Mai rimanere troppo distaccati dagli eventi da raccontare, mai farsi coinvolgere troppo: in entrambi i casi diventa impossibile per un buon giornalista fare bene il proprio mestiere. Questa, in estrema sintesi, è la regola della giusta distanza. Giovanni, un ragazzo nato e cresciuto in un paesino della provincia veneta, alla foce del Po, la imparerà presto e bene per realizzare il suo sogno e diventare un vero cronista. Da anonimo racconterà gli imprevedibili “misteri” di un territorio – la provincia italiana – all’apparenza tranquillo e monotono, ma che in realtà cela e favorisce contrasti e tensioni di ogni genere. La storia di quel paese è la storia di tanti paesi della provincia italiana; ricalcata sulla cronaca recente del nostro paese, è fatta di cani massacrati senza motivo apparente, fabbriche clandestine controllate dai cinesi, immigrati mai veramente accettati e integrati, maestre che di colpo impazziscono quasi a simboleggiare un’ondata di follia che investe silenziosa tutto il territorio.
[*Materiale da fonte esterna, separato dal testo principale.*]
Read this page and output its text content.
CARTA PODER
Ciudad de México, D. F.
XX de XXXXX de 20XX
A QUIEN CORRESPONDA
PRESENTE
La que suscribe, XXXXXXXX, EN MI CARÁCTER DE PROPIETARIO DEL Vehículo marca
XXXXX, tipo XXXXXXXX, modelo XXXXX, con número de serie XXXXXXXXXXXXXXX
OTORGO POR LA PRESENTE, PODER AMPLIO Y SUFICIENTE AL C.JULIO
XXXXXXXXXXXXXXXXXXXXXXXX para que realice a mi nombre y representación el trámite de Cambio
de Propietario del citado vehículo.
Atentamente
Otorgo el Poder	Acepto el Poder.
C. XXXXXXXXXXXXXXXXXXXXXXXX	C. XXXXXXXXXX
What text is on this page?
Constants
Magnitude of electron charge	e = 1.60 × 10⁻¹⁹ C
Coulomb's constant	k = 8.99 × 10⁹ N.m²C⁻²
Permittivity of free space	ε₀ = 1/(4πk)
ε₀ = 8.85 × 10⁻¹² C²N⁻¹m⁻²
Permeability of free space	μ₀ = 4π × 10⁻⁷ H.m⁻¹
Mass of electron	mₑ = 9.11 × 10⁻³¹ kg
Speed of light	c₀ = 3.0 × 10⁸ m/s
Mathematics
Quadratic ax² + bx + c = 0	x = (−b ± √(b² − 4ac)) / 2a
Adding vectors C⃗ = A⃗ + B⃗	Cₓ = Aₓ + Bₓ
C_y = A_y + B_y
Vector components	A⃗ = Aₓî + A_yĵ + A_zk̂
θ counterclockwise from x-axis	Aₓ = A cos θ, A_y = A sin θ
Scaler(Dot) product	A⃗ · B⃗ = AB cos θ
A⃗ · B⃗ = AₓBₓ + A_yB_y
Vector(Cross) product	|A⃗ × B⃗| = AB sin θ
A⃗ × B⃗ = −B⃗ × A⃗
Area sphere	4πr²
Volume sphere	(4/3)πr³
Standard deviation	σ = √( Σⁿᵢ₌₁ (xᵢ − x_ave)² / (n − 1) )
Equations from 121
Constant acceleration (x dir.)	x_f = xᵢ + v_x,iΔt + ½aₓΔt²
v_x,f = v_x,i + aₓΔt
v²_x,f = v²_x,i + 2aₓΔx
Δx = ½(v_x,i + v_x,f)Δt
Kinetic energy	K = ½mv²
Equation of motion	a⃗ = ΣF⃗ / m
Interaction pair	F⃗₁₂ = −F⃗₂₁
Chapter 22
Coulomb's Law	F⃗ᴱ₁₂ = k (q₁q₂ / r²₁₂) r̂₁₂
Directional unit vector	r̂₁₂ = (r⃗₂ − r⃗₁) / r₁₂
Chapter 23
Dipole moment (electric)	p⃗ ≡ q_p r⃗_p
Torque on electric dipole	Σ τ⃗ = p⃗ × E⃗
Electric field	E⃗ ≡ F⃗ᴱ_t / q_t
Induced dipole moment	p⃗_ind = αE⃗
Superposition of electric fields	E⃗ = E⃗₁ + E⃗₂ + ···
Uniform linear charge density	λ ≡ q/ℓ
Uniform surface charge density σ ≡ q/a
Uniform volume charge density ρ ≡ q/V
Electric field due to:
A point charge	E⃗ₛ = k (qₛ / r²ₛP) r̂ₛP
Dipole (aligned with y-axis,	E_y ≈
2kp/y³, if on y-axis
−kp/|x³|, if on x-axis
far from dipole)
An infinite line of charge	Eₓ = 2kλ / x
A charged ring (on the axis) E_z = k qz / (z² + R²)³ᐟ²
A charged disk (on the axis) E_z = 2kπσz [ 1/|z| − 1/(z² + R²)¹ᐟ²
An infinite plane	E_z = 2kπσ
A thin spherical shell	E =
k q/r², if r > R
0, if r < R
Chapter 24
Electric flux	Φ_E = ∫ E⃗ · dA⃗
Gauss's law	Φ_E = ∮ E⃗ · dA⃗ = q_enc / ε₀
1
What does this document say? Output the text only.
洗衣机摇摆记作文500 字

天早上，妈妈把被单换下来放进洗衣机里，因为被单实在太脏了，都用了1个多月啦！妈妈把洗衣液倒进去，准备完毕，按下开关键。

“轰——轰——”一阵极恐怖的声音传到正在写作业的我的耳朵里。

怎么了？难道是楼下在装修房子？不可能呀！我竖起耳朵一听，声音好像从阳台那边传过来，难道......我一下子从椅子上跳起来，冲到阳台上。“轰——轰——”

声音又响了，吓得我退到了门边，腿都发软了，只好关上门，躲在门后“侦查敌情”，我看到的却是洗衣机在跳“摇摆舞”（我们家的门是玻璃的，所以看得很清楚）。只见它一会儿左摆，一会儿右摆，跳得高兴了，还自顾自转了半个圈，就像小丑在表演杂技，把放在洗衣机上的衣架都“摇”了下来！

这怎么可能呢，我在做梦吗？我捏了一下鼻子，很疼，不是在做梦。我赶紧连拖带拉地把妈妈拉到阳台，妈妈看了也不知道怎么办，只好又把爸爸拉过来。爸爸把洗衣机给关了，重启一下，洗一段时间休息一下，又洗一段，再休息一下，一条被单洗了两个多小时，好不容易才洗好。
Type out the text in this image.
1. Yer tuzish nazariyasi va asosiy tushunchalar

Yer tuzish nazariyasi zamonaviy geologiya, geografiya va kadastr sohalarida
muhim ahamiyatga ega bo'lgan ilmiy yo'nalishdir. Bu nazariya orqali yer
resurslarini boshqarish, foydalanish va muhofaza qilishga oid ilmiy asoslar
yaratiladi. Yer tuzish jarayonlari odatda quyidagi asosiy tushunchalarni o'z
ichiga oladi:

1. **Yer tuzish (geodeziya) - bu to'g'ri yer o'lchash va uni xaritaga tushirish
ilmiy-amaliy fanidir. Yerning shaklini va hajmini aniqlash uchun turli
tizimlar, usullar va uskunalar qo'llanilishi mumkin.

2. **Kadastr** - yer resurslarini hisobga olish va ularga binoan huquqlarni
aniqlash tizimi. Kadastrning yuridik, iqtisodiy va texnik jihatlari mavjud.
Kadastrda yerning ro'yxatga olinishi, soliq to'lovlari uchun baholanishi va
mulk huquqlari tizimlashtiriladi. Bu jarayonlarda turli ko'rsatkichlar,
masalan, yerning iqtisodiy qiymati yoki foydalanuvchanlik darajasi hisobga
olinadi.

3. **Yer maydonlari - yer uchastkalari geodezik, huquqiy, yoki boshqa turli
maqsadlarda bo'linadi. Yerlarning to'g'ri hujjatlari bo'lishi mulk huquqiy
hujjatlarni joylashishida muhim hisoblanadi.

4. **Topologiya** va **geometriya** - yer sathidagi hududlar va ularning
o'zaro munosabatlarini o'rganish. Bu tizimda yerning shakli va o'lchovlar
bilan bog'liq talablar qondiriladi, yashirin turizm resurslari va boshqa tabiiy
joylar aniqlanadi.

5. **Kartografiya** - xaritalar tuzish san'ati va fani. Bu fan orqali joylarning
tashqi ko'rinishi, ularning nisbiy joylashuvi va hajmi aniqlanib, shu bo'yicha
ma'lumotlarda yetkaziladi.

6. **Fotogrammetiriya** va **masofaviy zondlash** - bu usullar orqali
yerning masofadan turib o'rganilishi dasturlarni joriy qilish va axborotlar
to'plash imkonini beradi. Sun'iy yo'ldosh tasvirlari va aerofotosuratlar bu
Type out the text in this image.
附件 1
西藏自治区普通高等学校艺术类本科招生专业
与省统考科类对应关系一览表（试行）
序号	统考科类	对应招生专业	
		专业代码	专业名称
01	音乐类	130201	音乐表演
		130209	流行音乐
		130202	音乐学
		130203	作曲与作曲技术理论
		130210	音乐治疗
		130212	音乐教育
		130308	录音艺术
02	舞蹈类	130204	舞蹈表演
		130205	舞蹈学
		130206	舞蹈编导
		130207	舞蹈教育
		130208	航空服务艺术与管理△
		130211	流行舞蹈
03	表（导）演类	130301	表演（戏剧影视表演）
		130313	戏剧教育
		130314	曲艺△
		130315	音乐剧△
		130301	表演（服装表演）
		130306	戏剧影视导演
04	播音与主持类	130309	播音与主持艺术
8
L’arrivo di una supplente, Mara – una giovane e bella ragazza –, contribuirà a complicare ulteriormente le cose. Tra tanti corteggiatori italiani, lei sceglierà un tunisino, Hassan, il mite proprietario di un’officina. Giovanni, amico di entrambi, seguirà l’evolversi della relazione dall’esterno, troppo preso ad inseguire la sua nascente carriera di giornalista. La storia di Mara e Hassan, destinata a concludersi a breve a causa della partenza imminente di Mara per un progetto di cooperazione in Brasile, per molti motivi, sarà inevitabilmente bella e tragica e sfocerà in una tragedia. Troppo ingenua lei – si darà in paese -, troppo fiduciosa verso il prossimo che spesso attende solo il momento giusto per aggredire a tradimento, tanto più – ritengono in molti – se si tratta di un tunisino. La ragazza verrà ritrovata morta, con segni di percosse e tagli su tutto il corpo. La giustizia italiana, impaziente di trovare a tutti i costi un colpevole nel minor tempo possibile, con troppa superficialità sceglierà Hassan come capro espiatorio. L’uomo, condannato a quindici anni di reclusione, deciderà di togliersi la vita. A questo punto, di fronte al cadavere di Hassan, Giovanni varcherà la giusta distanza che aveva messo tra lui e la storia di questi due sfortunati amanti e comincerà, spinto dal desiderio di riabilitare Hassan, a indagare sull’omicidio.
La Giusta Distanza, diretto nel 2007 da Carlo Mazzacurati, è un film ambizioso, forse troppo. Tanto da dare allo spettatore, a fine proiezione, un vago senso di incompiutezza. Il suo punto di forza è indubbiamente la caratterizzazione perfetta dei personaggi.
La sceneggiatura è ben scritta ma, per forza di cose, risulta a tratti dispersiva a causa della grande mole di argomenti da trattare. La regia – tranne la sequenza iniziale con una ripresa aerea di un pullman che attraversa la campagna veneta (che, come tutte le sequenza di questo tipo, rimanda direttamente allo Shining di Kubrick) -, è funzionale alla trama e non si perde in inutili virtuosismi. La colonna sonora è forse il vero punto debole del film: impersonale e priva di carattere, risulta perlopiù assente.
Soppesando pro e contro, in definitiva si tratta di un film coinvolgente e ben realizzato che manca però di quella virtù misteriosa che rende una buona pellicola un capolavoro del cinema.